Showing posts with label Menina Cottin. Show all posts
Showing posts with label Menina Cottin. Show all posts

Tuesday, January 9, 2018

January Braille Literacy Awareness Month

January is Braille Literacy Awareness Month. It is designated as such in honour of  Louis Braille who originally developed the Braille code that enables blind people to read.  Louis Braille was born on January 4, 1809. 

Literacy plays such a big role in both my private and working life that I would be devastated to lose the ability to read or write. To be born blind and not be able to read is something I only get to contemplate through reading. It has fascinated me though as a topic for picture books and I have shared many wonderful books with the young children I teach.  My Year 2 students are fascinated by the story of Annie Sullivan and Helen Keller and these two books, Helen's Big World  by Doreen Rappaport and Annie and Helen  by Deborah Hopkinson are borrowed often. Because of this I purchased Six Dots, the picture book about Braille by Jen Bryant and it too has been popular. Up until this beautiful book was published anything my students gleaned about Braille came from some crusty old readers or from the internet. We do however have a couple of books which feature Braille.
Look for:
The Black Book of Colours  by Menena Cottin
This book has remarkable illustrations done with raised lines. Braille letters accompany the illustrations and a full Braille alphabet offers sighted readers help reading along with their fingers.

Private and Confidential by Marion Ripley
Here Laura learns Braille so that she can send her blind penpal a letter.





Tuesday, June 1, 2010

4th June



Tomorrow is Odd Socks Day, a day which was created to increase the awareness of blindness and vision impairment within our community. For a person who is blind not being able to see colours can be very distressing. Just choosing matching socks is one of the many challenges they face.

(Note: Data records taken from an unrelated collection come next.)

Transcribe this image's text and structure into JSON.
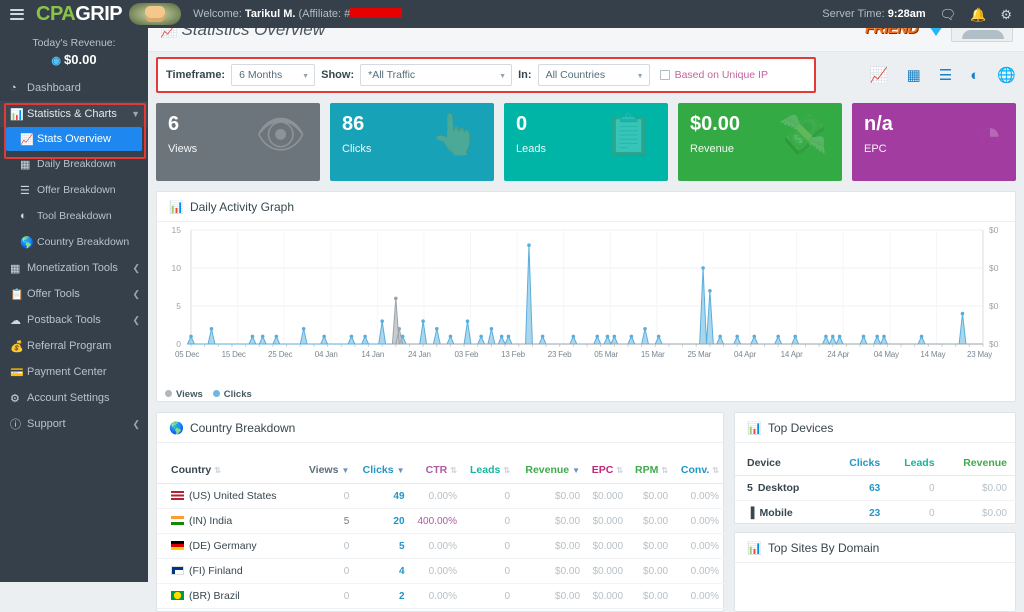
{
  "topbar": {
    "logo_cpa": "CPA",
    "logo_grip": "GRIP",
    "welcome_prefix": "Welcome:",
    "welcome_user": "Tarikul M.",
    "welcome_affiliate": "(Affiliate: #",
    "server_time_label": "Server Time:",
    "server_time_value": "9:28am",
    "icons": [
      "menu-icon",
      "chat-icon",
      "bell-icon",
      "gear-icon"
    ]
  },
  "sidebar": {
    "revenue_label": "Today's Revenue:",
    "revenue_value": "$0.00",
    "items": [
      {
        "label": "Dashboard",
        "icon": "dashboard-icon"
      },
      {
        "label": "Statistics & Charts",
        "icon": "bar-chart-icon"
      },
      {
        "label": "Stats Overview",
        "icon": "line-chart-icon"
      },
      {
        "label": "Daily Breakdown",
        "icon": "table-icon"
      },
      {
        "label": "Offer Breakdown",
        "icon": "list-icon"
      },
      {
        "label": "Tool Breakdown",
        "icon": "pie-chart-icon"
      },
      {
        "label": "Country Breakdown",
        "icon": "globe-icon"
      },
      {
        "label": "Monetization Tools",
        "icon": "grid-icon"
      },
      {
        "label": "Offer Tools",
        "icon": "clipboard-icon"
      },
      {
        "label": "Postback Tools",
        "icon": "cloud-icon"
      },
      {
        "label": "Referral Program",
        "icon": "coin-icon"
      },
      {
        "label": "Payment Center",
        "icon": "money-icon"
      },
      {
        "label": "Account Settings",
        "icon": "gear-icon"
      },
      {
        "label": "Support",
        "icon": "info-icon"
      }
    ]
  },
  "page": {
    "title": "Statistics Overview",
    "title_icon": "line-chart-icon",
    "banner_text": "FRIEND"
  },
  "filters": {
    "timeframe_label": "Timeframe:",
    "timeframe_value": "6 Months",
    "show_label": "Show:",
    "show_value": "*All Traffic",
    "in_label": "In:",
    "in_value": "All Countries",
    "unique_ip_label": "Based on Unique IP",
    "unique_ip_checked": false,
    "view_icons": [
      "line-chart-view-icon",
      "table-view-icon",
      "list-view-icon",
      "pie-chart-view-icon",
      "globe-view-icon"
    ]
  },
  "cards": [
    {
      "value": "6",
      "label": "Views",
      "color": "#6d757c",
      "icon": "eye-icon",
      "glyph": "◉"
    },
    {
      "value": "86",
      "label": "Clicks",
      "color": "#17a2b8",
      "icon": "hand-pointer-icon",
      "glyph": "☝"
    },
    {
      "value": "0",
      "label": "Leads",
      "color": "#00b5a5",
      "icon": "clipboard-list-icon",
      "glyph": "Ὄb"
    },
    {
      "value": "$0.00",
      "label": "Revenue",
      "color": "#33aa44",
      "icon": "hand-money-icon",
      "glyph": "$"
    },
    {
      "value": "n/a",
      "label": "EPC",
      "color": "#a23ca0",
      "icon": "pie-chart-icon",
      "glyph": "◔"
    }
  ],
  "graph_panel": {
    "title": "Daily Activity Graph",
    "icon": "bar-chart-icon"
  },
  "chart_data": {
    "type": "area",
    "title": "Daily Activity Graph",
    "xlabel": "",
    "ylabel": "",
    "ylim": [
      0,
      15
    ],
    "yticks": [
      "0",
      "5",
      "10",
      "15"
    ],
    "y2ticks": [
      "$0",
      "$0",
      "$0",
      "$0"
    ],
    "grid": true,
    "legend_position": "bottom-left",
    "xtick_labels": [
      "05 Dec",
      "15 Dec",
      "25 Dec",
      "04 Jan",
      "14 Jan",
      "24 Jan",
      "03 Feb",
      "13 Feb",
      "23 Feb",
      "05 Mar",
      "15 Mar",
      "25 Mar",
      "04 Apr",
      "14 Apr",
      "24 Apr",
      "04 May",
      "14 May",
      "23 May"
    ],
    "series": [
      {
        "name": "Views",
        "color": "#b0b7bd",
        "points": [
          {
            "x": 60,
            "y": 6
          },
          {
            "x": 61,
            "y": 2
          }
        ]
      },
      {
        "name": "Clicks",
        "color": "#8ecae6",
        "points": [
          {
            "x": 0,
            "y": 1
          },
          {
            "x": 6,
            "y": 2
          },
          {
            "x": 18,
            "y": 1
          },
          {
            "x": 21,
            "y": 1
          },
          {
            "x": 25,
            "y": 1
          },
          {
            "x": 33,
            "y": 2
          },
          {
            "x": 39,
            "y": 1
          },
          {
            "x": 47,
            "y": 1
          },
          {
            "x": 51,
            "y": 1
          },
          {
            "x": 56,
            "y": 3
          },
          {
            "x": 62,
            "y": 1
          },
          {
            "x": 68,
            "y": 3
          },
          {
            "x": 72,
            "y": 2
          },
          {
            "x": 76,
            "y": 1
          },
          {
            "x": 81,
            "y": 3
          },
          {
            "x": 85,
            "y": 1
          },
          {
            "x": 88,
            "y": 2
          },
          {
            "x": 91,
            "y": 1
          },
          {
            "x": 93,
            "y": 1
          },
          {
            "x": 99,
            "y": 13
          },
          {
            "x": 103,
            "y": 1
          },
          {
            "x": 112,
            "y": 1
          },
          {
            "x": 119,
            "y": 1
          },
          {
            "x": 122,
            "y": 1
          },
          {
            "x": 124,
            "y": 1
          },
          {
            "x": 129,
            "y": 1
          },
          {
            "x": 133,
            "y": 2
          },
          {
            "x": 137,
            "y": 1
          },
          {
            "x": 150,
            "y": 10
          },
          {
            "x": 152,
            "y": 7
          },
          {
            "x": 155,
            "y": 1
          },
          {
            "x": 160,
            "y": 1
          },
          {
            "x": 165,
            "y": 1
          },
          {
            "x": 172,
            "y": 1
          },
          {
            "x": 177,
            "y": 1
          },
          {
            "x": 186,
            "y": 1
          },
          {
            "x": 188,
            "y": 1
          },
          {
            "x": 190,
            "y": 1
          },
          {
            "x": 197,
            "y": 1
          },
          {
            "x": 201,
            "y": 1
          },
          {
            "x": 203,
            "y": 1
          },
          {
            "x": 214,
            "y": 1
          },
          {
            "x": 226,
            "y": 4
          }
        ]
      }
    ]
  },
  "country_panel": {
    "title": "Country Breakdown",
    "icon": "globe-icon",
    "columns": [
      {
        "label": "Country",
        "color": "#37474f",
        "sort": "none"
      },
      {
        "label": "Views",
        "color": "#5c6f7d",
        "sort": "desc"
      },
      {
        "label": "Clicks",
        "color": "#2196c7",
        "sort": "desc"
      },
      {
        "label": "CTR",
        "color": "#b05aa0",
        "sort": "none"
      },
      {
        "label": "Leads",
        "color": "#15b5a0",
        "sort": "none"
      },
      {
        "label": "Revenue",
        "color": "#3faa4a",
        "sort": "desc"
      },
      {
        "label": "EPC",
        "color": "#c0267a",
        "sort": "none"
      },
      {
        "label": "RPM",
        "color": "#3faa4a",
        "sort": "none"
      },
      {
        "label": "Conv.",
        "color": "#2196c7",
        "sort": "none"
      }
    ],
    "rows": [
      {
        "country": "(US) United States",
        "flag": "us",
        "views": "0",
        "clicks": "49",
        "ctr": "0.00%",
        "leads": "0",
        "revenue": "$0.00",
        "epc": "$0.000",
        "rpm": "$0.00",
        "conv": "0.00%"
      },
      {
        "country": "(IN) India",
        "flag": "in",
        "views": "5",
        "clicks": "20",
        "ctr": "400.00%",
        "leads": "0",
        "revenue": "$0.00",
        "epc": "$0.000",
        "rpm": "$0.00",
        "conv": "0.00%"
      },
      {
        "country": "(DE) Germany",
        "flag": "de",
        "views": "0",
        "clicks": "5",
        "ctr": "0.00%",
        "leads": "0",
        "revenue": "$0.00",
        "epc": "$0.000",
        "rpm": "$0.00",
        "conv": "0.00%"
      },
      {
        "country": "(FI) Finland",
        "flag": "fi",
        "views": "0",
        "clicks": "4",
        "ctr": "0.00%",
        "leads": "0",
        "revenue": "$0.00",
        "epc": "$0.000",
        "rpm": "$0.00",
        "conv": "0.00%"
      },
      {
        "country": "(BR) Brazil",
        "flag": "br",
        "views": "0",
        "clicks": "2",
        "ctr": "0.00%",
        "leads": "0",
        "revenue": "$0.00",
        "epc": "$0.000",
        "rpm": "$0.00",
        "conv": "0.00%"
      }
    ]
  },
  "devices_panel": {
    "title": "Top Devices",
    "icon": "bar-chart-icon",
    "columns": [
      {
        "label": "Device",
        "color": "#37474f"
      },
      {
        "label": "Clicks",
        "color": "#2196c7"
      },
      {
        "label": "Leads",
        "color": "#15b5a0"
      },
      {
        "label": "Revenue",
        "color": "#3faa4a"
      }
    ],
    "rows": [
      {
        "device": "Desktop",
        "icon": "desktop-icon",
        "clicks": "63",
        "leads": "0",
        "revenue": "$0.00"
      },
      {
        "device": "Mobile",
        "icon": "mobile-icon",
        "clicks": "23",
        "leads": "0",
        "revenue": "$0.00"
      }
    ]
  },
  "sites_panel": {
    "title": "Top Sites By Domain",
    "icon": "bar-chart-icon"
  }
}
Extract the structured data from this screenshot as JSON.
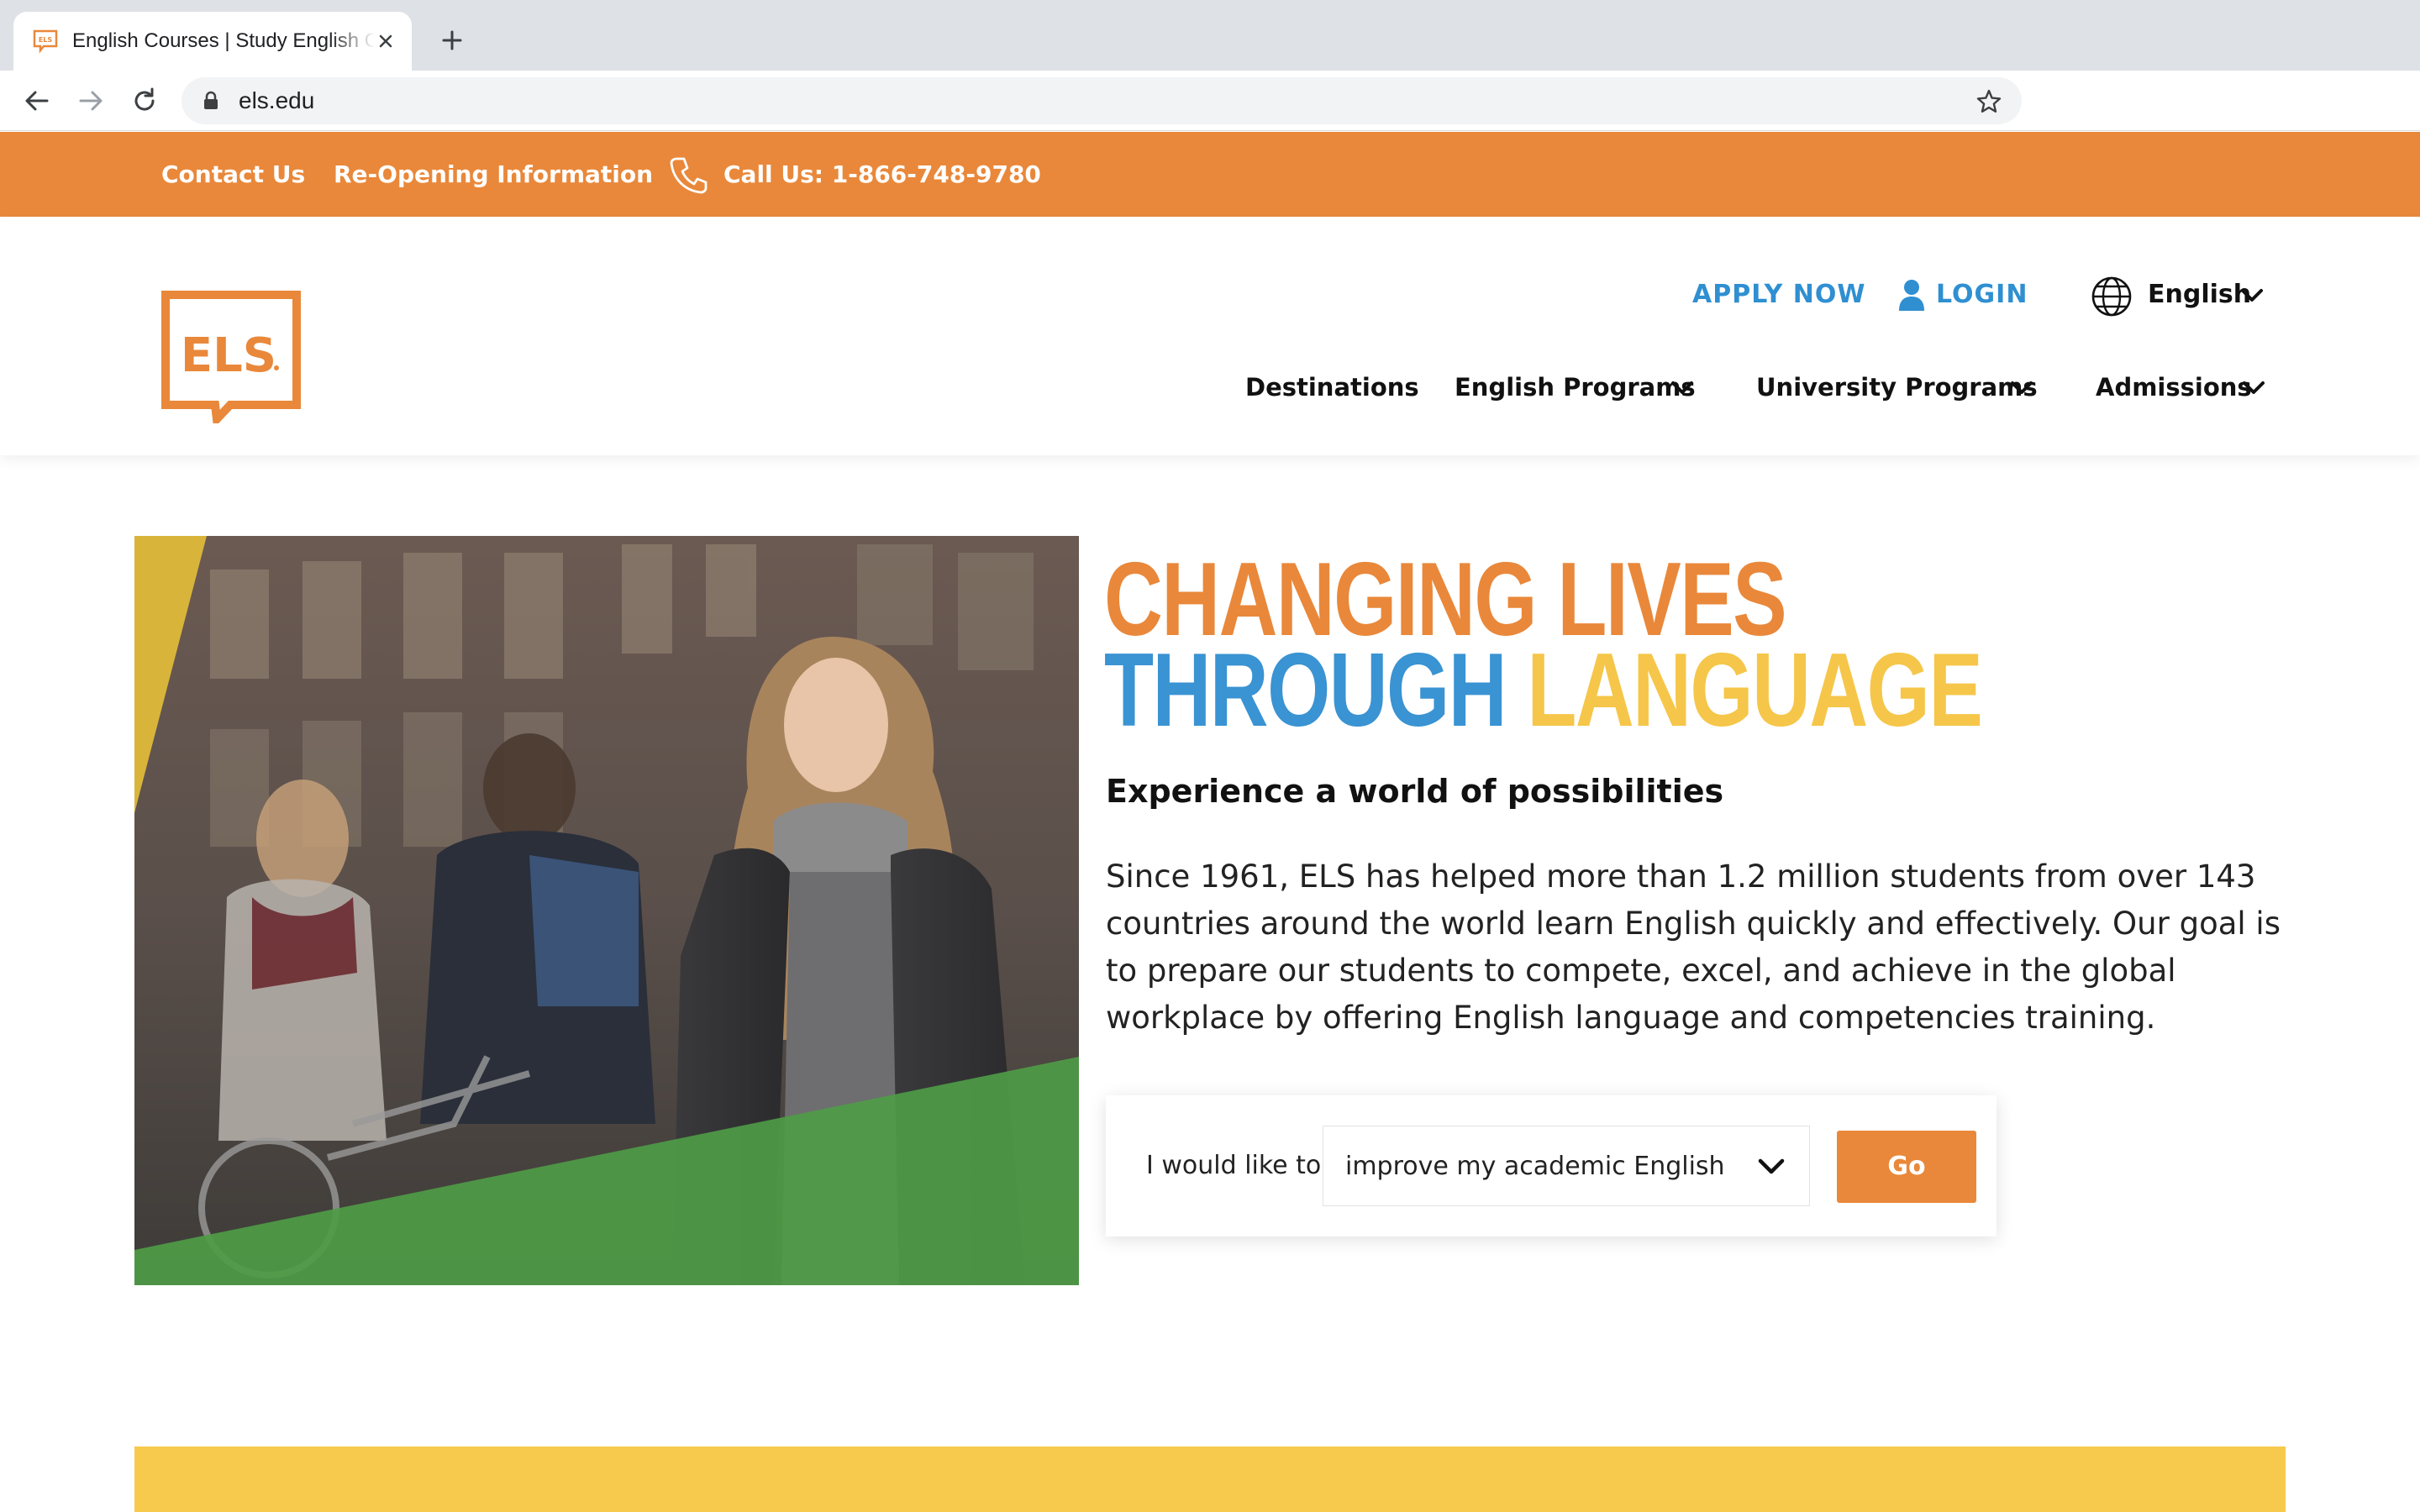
{
  "browser": {
    "tab_title": "English Courses | Study English Online & In Person",
    "url": "els.edu"
  },
  "utility_bar": {
    "contact": "Contact Us",
    "reopening": "Re-Opening Information",
    "call": "Call Us: 1-866-748-9780"
  },
  "header": {
    "logo_text": "ELS",
    "apply": "APPLY NOW",
    "login": "LOGIN",
    "language": "English",
    "nav": {
      "destinations": "Destinations",
      "english_programs": "English Programs",
      "university_programs": "University Programs",
      "admissions": "Admissions"
    }
  },
  "hero": {
    "headline_line1": "CHANGING LIVES",
    "headline_line2_a": "THROUGH",
    "headline_line2_b": "LANGUAGE",
    "subheading": "Experience a world of possibilities",
    "paragraph": "Since 1961, ELS has helped more than 1.2 million students from over 143 countries around the world learn English quickly and effectively. Our goal is to prepare our students to compete, excel, and achieve in the global workplace by offering English language and competencies training."
  },
  "finder": {
    "label": "I would like to",
    "selected": "improve my academic English",
    "button": "Go"
  },
  "colors": {
    "orange": "#e9883a",
    "blue": "#3a93d2",
    "yellow": "#f5c649",
    "green": "#4e9b47"
  }
}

This is a good time to have children experience a life that is different from their own. Ask children how they know something is red, blue, green etc? Listen to what they say and how much emphasis they put on 'seeing'. Then introduce The Black Book of Colours by Menina Cottin and Rosana Faria. This extraordinary book emphasises other ways of 'seeing' using the other four senses in the way that a blind child needs to. The format makes this book unique. All the pages are black. The text is written firstly in Braille and then in a white font. The illustrations are textured rather than coloured. Reading this book is very different from reading other picture books and it should lead to some very interesting discussion.